O Brasil é um dos maiores produtores de alimento do planeta. Por isso, deveria aproveitar a oportunidade como país-sede da COP30 para se afirmar como uma liderança climática em várias frentes, inclusive na agenda da alimentação. Em um cenário de aquecimento global, onde a perda de biodiversidade e a insegurança alimentar avançam, a conexão entre sistemas alimentares e clima precisa ocupar o centro da agenda climática brasileira.

O país tem autoridade para liderar essa discussão, afinal, conta com boas políticas públicas de segurança alimentar e um governo que tem o combate à fome como prioridade. Mas transformar a cadeia alimentar é um grande desafio. Hoje, cerca de 74% das emissões nacionais vêm dos sistemas alimentares, incluindo a produção agropecuária e o desmatamento, que ocorre para a expansão desse setor. A média mundial, em comparação, é de aproximadamente 30%.

Cooperativas próximas a Belém têm capacidade de abastecer a COP com frutas, hortaliças, castanhas, farinhas e peixes, o que pode gerar até R$ 5,5 milhões para a produção local

A conexão entre clima e o que chega ao prato ainda é pouco percebida pela população, o que envolve debates mais amplos sobre a concentração de terra, a monocultura, o uso de agrotóxicos, a monotonia alimentar, o transporte de longa distância e o desperdício. Essas aspectos afetam não só as emissões, mas também a saúde, as desigualdades e a proteção aos ecossistemas. Mesmo nas COPs, a alimentação historicamente teve pouco espaço, só ganhando dia temático a partir de 2022 na COP27 – que, ironicamente, foi patrocinada pela Coca-Cola, uma marca de refrigerantes. 

Nesse contexto, vale mencionar aqui uma iniciativa recente chamada “Na Mesa da COP30”. Sob coordenação do Instituto Regenera e do Instituto Comida do Amanhã, ela reúne organizações da sociedade civil para colocar a alimentação no centro da conferência, tanto nos debates quanto nos alimentos servidos. A proposta é priorizar produtos da agricultura familiar, da agroecologia e, claro, da sociobiodiversidade amazônica.

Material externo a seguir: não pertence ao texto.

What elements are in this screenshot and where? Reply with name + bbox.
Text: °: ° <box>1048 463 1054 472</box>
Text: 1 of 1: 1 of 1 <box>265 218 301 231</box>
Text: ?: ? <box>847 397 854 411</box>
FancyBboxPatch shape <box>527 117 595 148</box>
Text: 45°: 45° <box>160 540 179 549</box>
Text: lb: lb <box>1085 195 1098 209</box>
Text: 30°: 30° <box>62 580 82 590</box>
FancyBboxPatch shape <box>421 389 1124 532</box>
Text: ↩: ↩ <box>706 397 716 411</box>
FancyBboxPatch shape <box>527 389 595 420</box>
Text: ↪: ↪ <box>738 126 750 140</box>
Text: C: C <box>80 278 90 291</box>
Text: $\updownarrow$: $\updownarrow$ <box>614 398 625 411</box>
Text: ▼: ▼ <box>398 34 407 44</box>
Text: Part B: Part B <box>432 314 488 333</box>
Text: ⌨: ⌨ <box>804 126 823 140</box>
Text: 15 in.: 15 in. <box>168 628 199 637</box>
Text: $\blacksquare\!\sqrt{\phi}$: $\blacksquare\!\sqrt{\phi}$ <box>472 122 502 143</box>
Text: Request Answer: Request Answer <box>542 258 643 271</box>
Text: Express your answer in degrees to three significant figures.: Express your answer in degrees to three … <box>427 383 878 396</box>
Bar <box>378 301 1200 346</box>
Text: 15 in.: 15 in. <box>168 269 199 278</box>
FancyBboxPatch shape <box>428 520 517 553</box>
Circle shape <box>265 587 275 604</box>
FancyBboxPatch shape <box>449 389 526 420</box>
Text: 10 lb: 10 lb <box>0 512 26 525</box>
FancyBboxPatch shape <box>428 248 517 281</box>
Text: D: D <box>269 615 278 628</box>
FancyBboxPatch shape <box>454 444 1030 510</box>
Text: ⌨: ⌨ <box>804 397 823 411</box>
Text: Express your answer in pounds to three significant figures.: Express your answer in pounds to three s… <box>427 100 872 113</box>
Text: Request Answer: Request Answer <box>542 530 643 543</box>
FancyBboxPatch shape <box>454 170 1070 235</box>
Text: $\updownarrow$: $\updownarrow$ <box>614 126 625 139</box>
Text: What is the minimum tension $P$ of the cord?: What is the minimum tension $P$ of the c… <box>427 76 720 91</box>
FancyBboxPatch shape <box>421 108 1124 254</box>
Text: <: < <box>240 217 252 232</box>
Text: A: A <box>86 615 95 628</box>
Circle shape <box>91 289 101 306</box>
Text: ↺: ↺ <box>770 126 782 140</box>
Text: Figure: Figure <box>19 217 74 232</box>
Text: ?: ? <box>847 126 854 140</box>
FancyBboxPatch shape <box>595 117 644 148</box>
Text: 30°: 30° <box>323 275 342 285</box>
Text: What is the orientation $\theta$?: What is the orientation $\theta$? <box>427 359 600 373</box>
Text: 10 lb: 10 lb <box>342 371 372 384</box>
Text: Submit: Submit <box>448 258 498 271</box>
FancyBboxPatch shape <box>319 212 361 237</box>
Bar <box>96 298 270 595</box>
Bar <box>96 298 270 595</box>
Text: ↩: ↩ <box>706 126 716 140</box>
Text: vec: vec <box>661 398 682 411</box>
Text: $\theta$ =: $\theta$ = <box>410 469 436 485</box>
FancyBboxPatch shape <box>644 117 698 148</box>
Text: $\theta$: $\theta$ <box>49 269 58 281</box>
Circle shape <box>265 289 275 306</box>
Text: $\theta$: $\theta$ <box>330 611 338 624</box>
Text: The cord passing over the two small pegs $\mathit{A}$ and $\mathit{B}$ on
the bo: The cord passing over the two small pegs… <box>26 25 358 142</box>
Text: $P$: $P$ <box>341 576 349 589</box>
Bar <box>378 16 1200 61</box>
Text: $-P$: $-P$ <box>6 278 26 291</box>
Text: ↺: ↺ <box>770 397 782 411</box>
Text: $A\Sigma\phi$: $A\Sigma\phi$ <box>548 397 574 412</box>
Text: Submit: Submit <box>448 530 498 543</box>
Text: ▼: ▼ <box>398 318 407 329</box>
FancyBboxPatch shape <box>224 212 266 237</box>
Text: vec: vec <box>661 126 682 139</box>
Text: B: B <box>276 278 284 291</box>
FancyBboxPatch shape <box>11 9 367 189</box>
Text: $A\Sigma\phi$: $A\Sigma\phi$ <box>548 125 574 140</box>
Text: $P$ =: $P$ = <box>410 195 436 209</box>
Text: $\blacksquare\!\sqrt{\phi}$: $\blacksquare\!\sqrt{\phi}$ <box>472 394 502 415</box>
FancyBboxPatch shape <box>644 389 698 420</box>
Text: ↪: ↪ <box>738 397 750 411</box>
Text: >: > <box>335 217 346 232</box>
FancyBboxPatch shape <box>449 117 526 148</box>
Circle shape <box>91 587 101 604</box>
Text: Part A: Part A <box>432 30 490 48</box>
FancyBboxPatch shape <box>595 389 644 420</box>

Mapeamentos mostram que cooperativas próximas a Belém têm capacidade de abastecer o evento com frutas, hortaliças, castanhas, farinhas e pescados responsáveis. A iniciativa pode gerar até R$ 5,5 milhões para a produção local — valor superior ao total repassado anualmente pelo Programa Nacional de Alimentação Escolar ao município. Isso ajudaria a impulsiona a economia e a valorizar as formas de produção que conservam a floresta.

A proposta é que os cardápios sigam os princípios do Guia Alimentar para a População Brasileira e priorizem alimentos in natura e minimamente processados que respeitam a cultura alimentar local. Feita em diálogo com ministérios federais, a demanda é endossada pelo Conselho Nacional de Segurança Alimentar e Nutricional (CONSEA), o Conselho Nacional de Povos e Comunidades Tradicionais (CNPCT), a Comissão Nacional de Agroecologia e Produção Orgânica (CNAPO) e o Centro de Excelência contra a Fome da ONU. A expectativa é que a experiência influencie políticas públicas em todo o país, mostrando que sistemas alimentares podem ser aliados da justiça climática.

Para além da COP30, a iniciativa articula com o poder público e o setor privado para que a logística e a base produtiva mapeadas permaneçam abastecendo a região de Belém após o evento, consolidando arranjos locais e valorizando a produção familiar e agroecológica. Ao assumir esse compromisso, o Brasil envia ao mundo a mensagem de que é possível pensar políticas climáticas baseadas na produção local, respeitando os biomas e valorizando quem cuida da terra. O prato se torna espaço político e ponto de partida para futuros mais justos e sustentáveis. Não haverá transformação efetiva sem mudar a forma de plantar, colher, preparar e distribuir alimentos.